Your new patch builds and runs fine on amd64, though I haven't tried anything other than starting it up. Additionally, I compiled with PIE, RELRO + BIND_NOW, and SafeStack enabled in HardenedBSD.

Comment 62 Vinícius Zavam 2016-12-02 20:30:59 UTC

Created attachment 177618 [details]
[PATCH] security/tor-devel: r427582 (logging by default)

(In reply to Shawn Webb from comment #61)

tyvm, shawn!

here I also add a new patch with an improved tor.in, so we get a default log for Tor (with 'notice' severity); its severity can easily be changed via sysrc(8), if needed.

the current port does not ship with this feature. if you need to see/confirm that the Tor daemon is really running with a working circuit just check the log.

Comment 63 Rene Ladan 2017-06-26 17:42:15 UTC

What is the current status of this PR, are parts still applicable?

Comment 64 Vinícius Zavam 2017-08-02 08:04:22 UTC

(In reply to Rene Ladan from comment #63)

The idea behind all patches and suggestions are definitely something we could apply to both ports. Unfortunately I decided to move all the efforts and new codes to a small/partial GitHub repository, and choose no longer to post or bump more things here.

If there's any chance it hits "upstream" (official FreeBSD ports), I would be happy to help and work on merging stuff up.
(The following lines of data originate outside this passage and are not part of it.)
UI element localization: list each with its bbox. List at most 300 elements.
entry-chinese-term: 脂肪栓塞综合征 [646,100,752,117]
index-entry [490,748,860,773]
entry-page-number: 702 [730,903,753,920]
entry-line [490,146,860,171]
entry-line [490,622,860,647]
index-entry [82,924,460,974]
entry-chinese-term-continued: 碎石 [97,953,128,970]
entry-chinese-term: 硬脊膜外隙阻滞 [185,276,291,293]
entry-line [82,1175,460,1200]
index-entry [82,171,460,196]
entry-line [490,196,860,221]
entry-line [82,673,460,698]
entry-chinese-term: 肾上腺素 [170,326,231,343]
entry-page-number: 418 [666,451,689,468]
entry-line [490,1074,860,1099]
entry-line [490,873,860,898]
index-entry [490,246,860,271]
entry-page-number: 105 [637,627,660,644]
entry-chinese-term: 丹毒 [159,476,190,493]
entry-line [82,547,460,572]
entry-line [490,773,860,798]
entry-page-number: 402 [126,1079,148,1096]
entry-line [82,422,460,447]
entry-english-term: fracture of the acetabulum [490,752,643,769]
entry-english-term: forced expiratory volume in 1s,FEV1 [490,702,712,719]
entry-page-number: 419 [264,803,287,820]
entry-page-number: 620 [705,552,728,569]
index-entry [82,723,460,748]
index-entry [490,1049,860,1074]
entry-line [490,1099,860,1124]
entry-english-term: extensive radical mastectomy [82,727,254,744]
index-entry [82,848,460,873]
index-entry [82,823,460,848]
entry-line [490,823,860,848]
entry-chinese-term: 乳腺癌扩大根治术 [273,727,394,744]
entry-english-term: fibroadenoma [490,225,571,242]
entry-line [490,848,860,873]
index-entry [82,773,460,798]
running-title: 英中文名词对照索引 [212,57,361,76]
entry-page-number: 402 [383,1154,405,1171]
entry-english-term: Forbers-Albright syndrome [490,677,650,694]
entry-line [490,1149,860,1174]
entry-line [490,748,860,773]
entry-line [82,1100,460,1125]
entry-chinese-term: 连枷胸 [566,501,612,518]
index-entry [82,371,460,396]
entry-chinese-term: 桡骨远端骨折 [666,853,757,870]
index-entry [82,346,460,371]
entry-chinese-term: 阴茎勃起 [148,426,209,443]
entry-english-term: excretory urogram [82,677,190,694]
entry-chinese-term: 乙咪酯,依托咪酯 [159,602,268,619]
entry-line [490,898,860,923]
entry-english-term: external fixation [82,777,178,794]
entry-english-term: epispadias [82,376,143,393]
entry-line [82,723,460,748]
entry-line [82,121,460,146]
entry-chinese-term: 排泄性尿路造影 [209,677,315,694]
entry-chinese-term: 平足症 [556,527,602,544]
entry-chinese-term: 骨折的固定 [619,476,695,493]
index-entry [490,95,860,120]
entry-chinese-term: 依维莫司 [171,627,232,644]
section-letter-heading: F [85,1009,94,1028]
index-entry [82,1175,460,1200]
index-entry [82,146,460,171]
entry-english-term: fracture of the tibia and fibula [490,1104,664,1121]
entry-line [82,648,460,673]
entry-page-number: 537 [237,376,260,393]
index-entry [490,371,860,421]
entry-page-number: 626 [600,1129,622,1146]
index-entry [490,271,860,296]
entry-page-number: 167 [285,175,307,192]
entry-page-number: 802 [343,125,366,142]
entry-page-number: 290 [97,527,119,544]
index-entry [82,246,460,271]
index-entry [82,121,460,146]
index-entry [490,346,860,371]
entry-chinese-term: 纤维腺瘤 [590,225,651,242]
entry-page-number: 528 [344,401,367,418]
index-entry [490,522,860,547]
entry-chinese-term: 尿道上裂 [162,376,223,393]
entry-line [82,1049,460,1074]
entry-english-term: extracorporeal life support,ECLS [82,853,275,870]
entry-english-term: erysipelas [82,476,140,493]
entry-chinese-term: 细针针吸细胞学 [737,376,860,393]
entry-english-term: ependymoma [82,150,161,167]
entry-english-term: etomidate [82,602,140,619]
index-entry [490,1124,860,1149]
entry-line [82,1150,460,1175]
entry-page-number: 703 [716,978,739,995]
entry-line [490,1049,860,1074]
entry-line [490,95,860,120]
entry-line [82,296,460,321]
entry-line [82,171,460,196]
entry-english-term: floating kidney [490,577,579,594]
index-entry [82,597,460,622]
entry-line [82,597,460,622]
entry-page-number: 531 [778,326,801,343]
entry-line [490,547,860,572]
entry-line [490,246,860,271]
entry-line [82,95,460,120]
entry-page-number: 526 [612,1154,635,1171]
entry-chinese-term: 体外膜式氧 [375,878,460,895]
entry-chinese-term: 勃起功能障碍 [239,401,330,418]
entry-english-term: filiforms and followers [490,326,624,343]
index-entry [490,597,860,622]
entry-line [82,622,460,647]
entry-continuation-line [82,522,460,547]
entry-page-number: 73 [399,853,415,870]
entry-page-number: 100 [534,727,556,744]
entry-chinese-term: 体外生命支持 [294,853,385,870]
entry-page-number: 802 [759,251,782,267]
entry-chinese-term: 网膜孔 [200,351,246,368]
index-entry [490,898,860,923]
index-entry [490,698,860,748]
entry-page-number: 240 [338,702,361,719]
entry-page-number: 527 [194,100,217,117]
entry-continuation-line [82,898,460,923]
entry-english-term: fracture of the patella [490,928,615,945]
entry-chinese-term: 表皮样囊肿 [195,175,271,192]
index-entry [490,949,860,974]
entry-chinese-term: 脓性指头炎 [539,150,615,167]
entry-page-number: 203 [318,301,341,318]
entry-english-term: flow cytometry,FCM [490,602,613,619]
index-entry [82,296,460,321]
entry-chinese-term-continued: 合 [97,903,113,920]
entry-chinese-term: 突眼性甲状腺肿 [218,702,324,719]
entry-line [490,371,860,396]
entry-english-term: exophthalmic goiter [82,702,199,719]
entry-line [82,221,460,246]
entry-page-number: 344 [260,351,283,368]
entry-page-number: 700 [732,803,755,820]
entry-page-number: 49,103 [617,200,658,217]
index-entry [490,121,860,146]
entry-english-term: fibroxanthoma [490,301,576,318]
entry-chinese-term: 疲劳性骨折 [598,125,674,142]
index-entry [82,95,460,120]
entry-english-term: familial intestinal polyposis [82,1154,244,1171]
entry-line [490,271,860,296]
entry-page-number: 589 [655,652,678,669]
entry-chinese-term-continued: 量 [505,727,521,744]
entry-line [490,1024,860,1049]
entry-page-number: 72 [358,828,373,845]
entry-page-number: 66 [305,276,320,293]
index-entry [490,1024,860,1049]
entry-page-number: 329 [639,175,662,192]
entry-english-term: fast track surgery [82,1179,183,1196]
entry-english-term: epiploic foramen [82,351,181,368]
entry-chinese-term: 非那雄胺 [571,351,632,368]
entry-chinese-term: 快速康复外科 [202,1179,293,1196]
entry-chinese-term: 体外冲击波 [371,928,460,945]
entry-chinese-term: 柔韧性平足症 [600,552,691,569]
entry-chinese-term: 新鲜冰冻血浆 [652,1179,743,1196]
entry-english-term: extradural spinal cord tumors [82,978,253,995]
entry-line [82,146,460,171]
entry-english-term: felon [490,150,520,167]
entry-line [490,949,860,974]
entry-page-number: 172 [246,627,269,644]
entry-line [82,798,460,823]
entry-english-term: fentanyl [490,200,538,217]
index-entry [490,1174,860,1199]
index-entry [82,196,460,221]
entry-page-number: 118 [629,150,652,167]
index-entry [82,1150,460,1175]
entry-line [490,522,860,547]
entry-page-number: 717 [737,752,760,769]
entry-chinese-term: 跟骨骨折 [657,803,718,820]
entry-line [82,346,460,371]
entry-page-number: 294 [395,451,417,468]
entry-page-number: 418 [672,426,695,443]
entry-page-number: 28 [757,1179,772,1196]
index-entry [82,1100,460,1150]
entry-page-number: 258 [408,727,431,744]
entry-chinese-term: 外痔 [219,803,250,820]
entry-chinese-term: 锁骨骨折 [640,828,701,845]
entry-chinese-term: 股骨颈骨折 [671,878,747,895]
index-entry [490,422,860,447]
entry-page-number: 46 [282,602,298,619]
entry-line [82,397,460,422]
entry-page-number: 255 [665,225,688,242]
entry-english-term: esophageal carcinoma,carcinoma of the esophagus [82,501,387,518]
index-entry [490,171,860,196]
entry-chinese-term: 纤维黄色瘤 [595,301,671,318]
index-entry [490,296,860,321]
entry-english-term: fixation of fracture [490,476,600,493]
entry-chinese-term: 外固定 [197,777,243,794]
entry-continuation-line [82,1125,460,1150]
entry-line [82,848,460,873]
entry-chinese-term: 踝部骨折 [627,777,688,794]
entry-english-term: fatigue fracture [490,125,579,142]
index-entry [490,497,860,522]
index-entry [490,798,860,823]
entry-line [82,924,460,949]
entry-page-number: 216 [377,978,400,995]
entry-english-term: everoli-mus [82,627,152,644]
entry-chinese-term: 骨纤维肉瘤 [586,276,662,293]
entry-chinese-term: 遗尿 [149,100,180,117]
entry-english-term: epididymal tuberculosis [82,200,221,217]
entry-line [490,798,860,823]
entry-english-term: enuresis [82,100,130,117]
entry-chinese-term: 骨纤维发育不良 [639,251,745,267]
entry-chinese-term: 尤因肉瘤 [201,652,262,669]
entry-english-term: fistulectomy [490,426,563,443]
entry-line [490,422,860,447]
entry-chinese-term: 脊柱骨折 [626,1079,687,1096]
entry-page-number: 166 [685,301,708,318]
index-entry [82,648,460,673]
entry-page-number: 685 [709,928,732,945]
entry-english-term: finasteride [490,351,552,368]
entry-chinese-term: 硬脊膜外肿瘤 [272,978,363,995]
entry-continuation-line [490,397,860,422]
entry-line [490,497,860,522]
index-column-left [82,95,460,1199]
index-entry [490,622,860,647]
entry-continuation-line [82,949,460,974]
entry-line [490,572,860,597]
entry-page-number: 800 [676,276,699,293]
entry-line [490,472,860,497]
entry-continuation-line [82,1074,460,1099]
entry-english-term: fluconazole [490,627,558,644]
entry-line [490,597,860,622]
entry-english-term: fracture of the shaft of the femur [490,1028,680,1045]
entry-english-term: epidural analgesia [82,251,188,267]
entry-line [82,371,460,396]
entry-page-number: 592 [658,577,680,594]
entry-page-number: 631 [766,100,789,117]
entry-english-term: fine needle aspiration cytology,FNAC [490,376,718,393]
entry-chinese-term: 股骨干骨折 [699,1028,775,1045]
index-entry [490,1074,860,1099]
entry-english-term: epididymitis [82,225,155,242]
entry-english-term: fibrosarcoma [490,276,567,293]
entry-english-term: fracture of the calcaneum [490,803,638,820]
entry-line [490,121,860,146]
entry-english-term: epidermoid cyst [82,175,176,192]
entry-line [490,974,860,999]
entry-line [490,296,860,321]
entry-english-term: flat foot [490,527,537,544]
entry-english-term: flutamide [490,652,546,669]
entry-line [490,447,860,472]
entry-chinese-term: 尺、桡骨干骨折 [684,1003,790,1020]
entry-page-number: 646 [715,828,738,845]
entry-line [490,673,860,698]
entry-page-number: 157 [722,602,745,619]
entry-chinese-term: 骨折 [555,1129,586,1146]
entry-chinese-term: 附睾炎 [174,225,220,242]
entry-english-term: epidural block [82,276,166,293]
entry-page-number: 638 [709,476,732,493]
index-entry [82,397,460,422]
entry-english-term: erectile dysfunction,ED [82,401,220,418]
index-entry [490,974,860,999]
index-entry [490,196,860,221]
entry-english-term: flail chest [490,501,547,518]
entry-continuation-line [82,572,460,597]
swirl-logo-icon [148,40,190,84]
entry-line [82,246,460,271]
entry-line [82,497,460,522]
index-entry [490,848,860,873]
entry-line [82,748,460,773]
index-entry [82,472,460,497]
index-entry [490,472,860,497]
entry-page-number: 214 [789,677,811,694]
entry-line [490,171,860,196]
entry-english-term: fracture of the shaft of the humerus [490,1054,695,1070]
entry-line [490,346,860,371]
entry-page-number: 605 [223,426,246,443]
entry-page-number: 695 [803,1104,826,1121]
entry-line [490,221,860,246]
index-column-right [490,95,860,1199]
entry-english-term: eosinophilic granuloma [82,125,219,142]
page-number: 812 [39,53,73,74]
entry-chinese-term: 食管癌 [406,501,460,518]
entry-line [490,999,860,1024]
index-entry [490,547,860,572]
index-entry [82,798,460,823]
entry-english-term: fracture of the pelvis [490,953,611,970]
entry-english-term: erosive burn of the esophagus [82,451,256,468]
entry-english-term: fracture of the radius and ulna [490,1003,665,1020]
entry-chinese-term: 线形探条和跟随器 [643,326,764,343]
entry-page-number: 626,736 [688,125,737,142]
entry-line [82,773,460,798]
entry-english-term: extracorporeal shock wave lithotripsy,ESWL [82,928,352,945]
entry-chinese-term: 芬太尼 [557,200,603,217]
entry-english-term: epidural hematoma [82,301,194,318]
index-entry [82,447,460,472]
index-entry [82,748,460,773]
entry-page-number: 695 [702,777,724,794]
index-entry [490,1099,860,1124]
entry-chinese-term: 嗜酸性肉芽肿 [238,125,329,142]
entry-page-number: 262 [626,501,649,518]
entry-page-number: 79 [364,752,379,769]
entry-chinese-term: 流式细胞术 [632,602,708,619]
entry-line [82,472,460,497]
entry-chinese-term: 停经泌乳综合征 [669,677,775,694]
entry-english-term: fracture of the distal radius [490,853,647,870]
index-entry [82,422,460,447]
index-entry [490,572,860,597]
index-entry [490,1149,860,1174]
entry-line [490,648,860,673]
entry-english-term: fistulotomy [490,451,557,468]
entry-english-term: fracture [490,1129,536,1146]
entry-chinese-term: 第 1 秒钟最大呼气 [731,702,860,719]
The current repository+branch with both ports and related works is https://github.com/egypcio/freebsd-ports/tree/torbsd

Main changes in between official branch and the GH stuff? Makefiles were "completely" redesigned and the rc script does not support the idea of multi instances (if one wants to run Tor like that, should separate it using jails). pkg-message and pkg-descr cosmetics.

Thank you very much for writing back! Very appreciated.

Comment 65 Rene Ladan 2018-01-06 11:40:19 UTC

This PR outlived its usefulness, any development is now done in a GitHub repository.